Tuesday, January 22, 2013

When people become brands who can be schocked by the lies?

Dan Hicks had a great line many years ago, "How can I miss you when you won't go away?" He made a quirky song out of it.



This line always pops into my head when the bombast of world class liars and frauds intrudes too much into my little world.  The song has ebbed and flowed in my brain throughout the forty plus years I can remember first hearing it and then immediately thinking of Richard Nixon, and why he would just never go away. Until, finally, he did one late summer in 1974 just go away with a spastic wave before boarding a taxpayer funded helicopter to fly off into obscurity and exile. The awkward wave was almost Napoleonic in its bizarre parting gesture to a nation. The nation had had enough of Dick.

This first month of January in 2013 we have two characters filling the news pages with their tawdry stories of deceit, Lance Armstrong and Manti T'eo.  Lance utterly fails all attempts to categorize him as a human being. If you read any of the multitude of articles over the years and the many detailed accounts of the lengths his corporate goons went about attacking and ruining any person who actually spoke the truth you just want this guy to die instantly and disappear from recorded history. Sadly, this will not be the case. Lance just reaches the upper echelon of fakes during this age of money fueled  disinformation. Manti T'eo's story, although stupefying and a giant pie in the face to all who cover college football for a living, comes off as a stupid teen prank gone big-time bad for Notre Dame, and Manti T'eo. Of course, this hallmark university of all things college football can mourn a fake girl who died, but not one who committed suicide after getting the brush off from Notre Dame after accusing one of its football players of rape.
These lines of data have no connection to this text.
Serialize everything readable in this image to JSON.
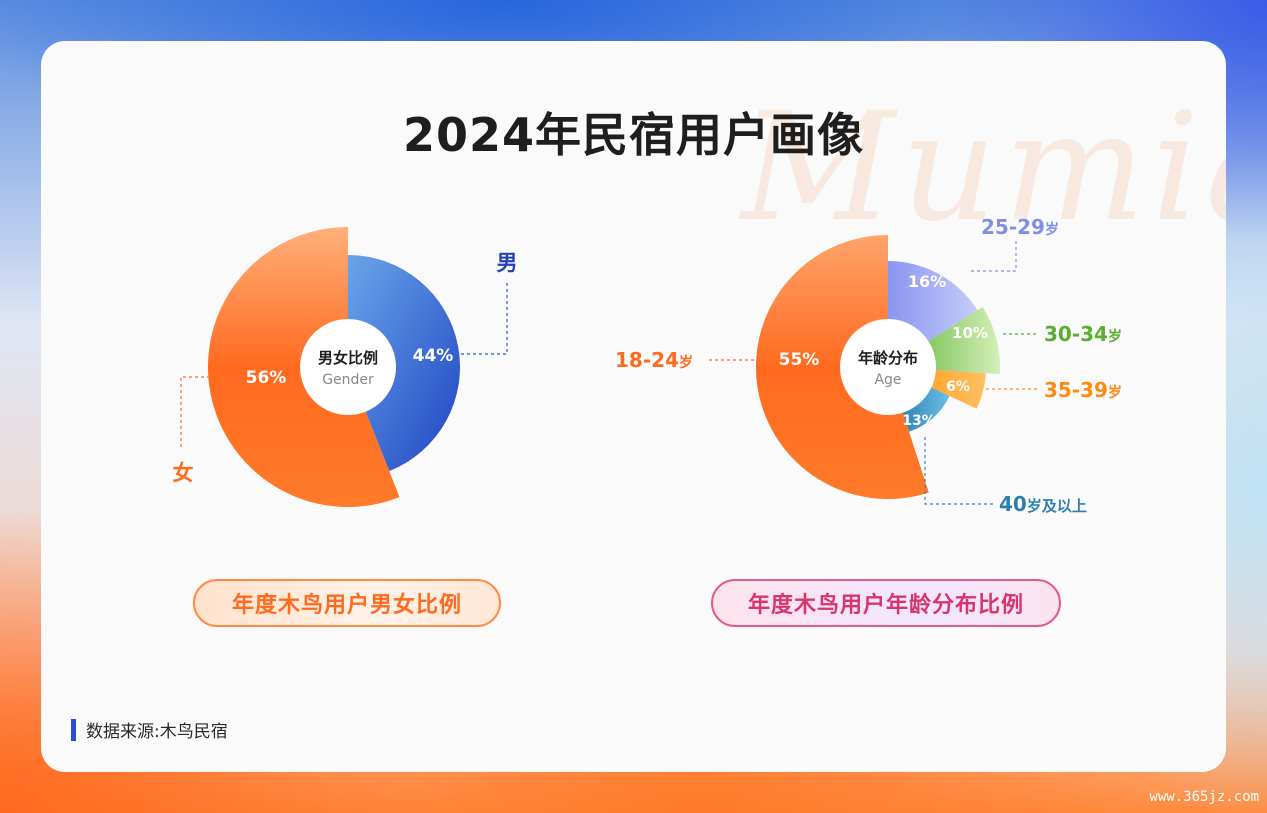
{
  "title": "2024年民宿用户画像",
  "watermark": "Mumia",
  "source": "数据来源:木鸟民宿",
  "site": "www.365jz.com",
  "chart_data": [
    {
      "type": "pie",
      "center_label": "男女比例",
      "center_sub": "Gender",
      "caption": "年度木鸟用户男女比例",
      "slices": [
        {
          "name": "男",
          "value": 44,
          "label": "44%",
          "color": "#3a6bd8"
        },
        {
          "name": "女",
          "value": 56,
          "label": "56%",
          "color": "#ff6a1f"
        }
      ]
    },
    {
      "type": "pie",
      "center_label": "年龄分布",
      "center_sub": "Age",
      "caption": "年度木鸟用户年龄分布比例",
      "slices": [
        {
          "name": "25-29",
          "unit": "岁",
          "value": 16,
          "label": "16%",
          "color": "#8c9cf2"
        },
        {
          "name": "30-34",
          "unit": "岁",
          "value": 10,
          "label": "10%",
          "color": "#6cbf3c"
        },
        {
          "name": "35-39",
          "unit": "岁",
          "value": 6,
          "label": "6%",
          "color": "#ff9a1f"
        },
        {
          "name": "40",
          "unit": "岁及以上",
          "value": 13,
          "label": "13%",
          "color": "#2f86b8"
        },
        {
          "name": "18-24",
          "unit": "岁",
          "value": 55,
          "label": "55%",
          "color": "#ff6a1f"
        }
      ]
    }
  ]
}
Here is a Rick Reilly column owning his swallowing hook, line and sinker every Lance lie. This could be the general media template for all upcoming articles of gullibility and no accountability by members of our illustrious advertising sponsor-paid press corps. The Daily Coyote has more journalistic integrity than nearly all the high paid talent working for big media and their advertisers today. No one pays this lady to spin a yarn a certain way. The photos are honest, not an advertiser's demand.

No rational person in the world should be surprised at these latest liars, just at how many there are these days. Let's be honest, we are still paying off the eight year misadventure called the Iraq War, which was waged on outright lies by the Bush Administration, and whose total cost can never be accurately measured. We have had the nation's key financial advisers fail to tell the truth regarding their casino exploits with credit swaps and mortgage securities bundled together as billion dollar investments not worth a thousand dollars. Major banks and lending institutions lied to their their borrowers repeatedly on what the true cost of the loans they sold would be for a decade. We lived through the 1990s where every baseball game was a fraud, and applauded for every home run until the juice story leaked through the muscled biceps of the armies of players injecting PEDs into their bodies. We have seen the lies at Penn State, and the awful repercussions of those victims, but Penn State certainly seems well enough after a short hiccup in the public consciousness. None in the major media outlets during any of these gargantuan frauds and abuses of power raised a finger to point out the truth, until way after the fact. And wasn't it just yesterday when we saw a different Tiger Woods and John Edwards?

The apologies are not even apologies today, just news cycle spin  filled with crocodile tears for the conglomerate media. The charlatans of today are now brands, incorporated piles of legal teams and media consultants. Sad day when people morphed into a brand of advertising piffle. I can't feel sorry for a brand. I feel pity for all those who swallow up whatever soap, fragrance or charity work the brand sells to make itself more powerful.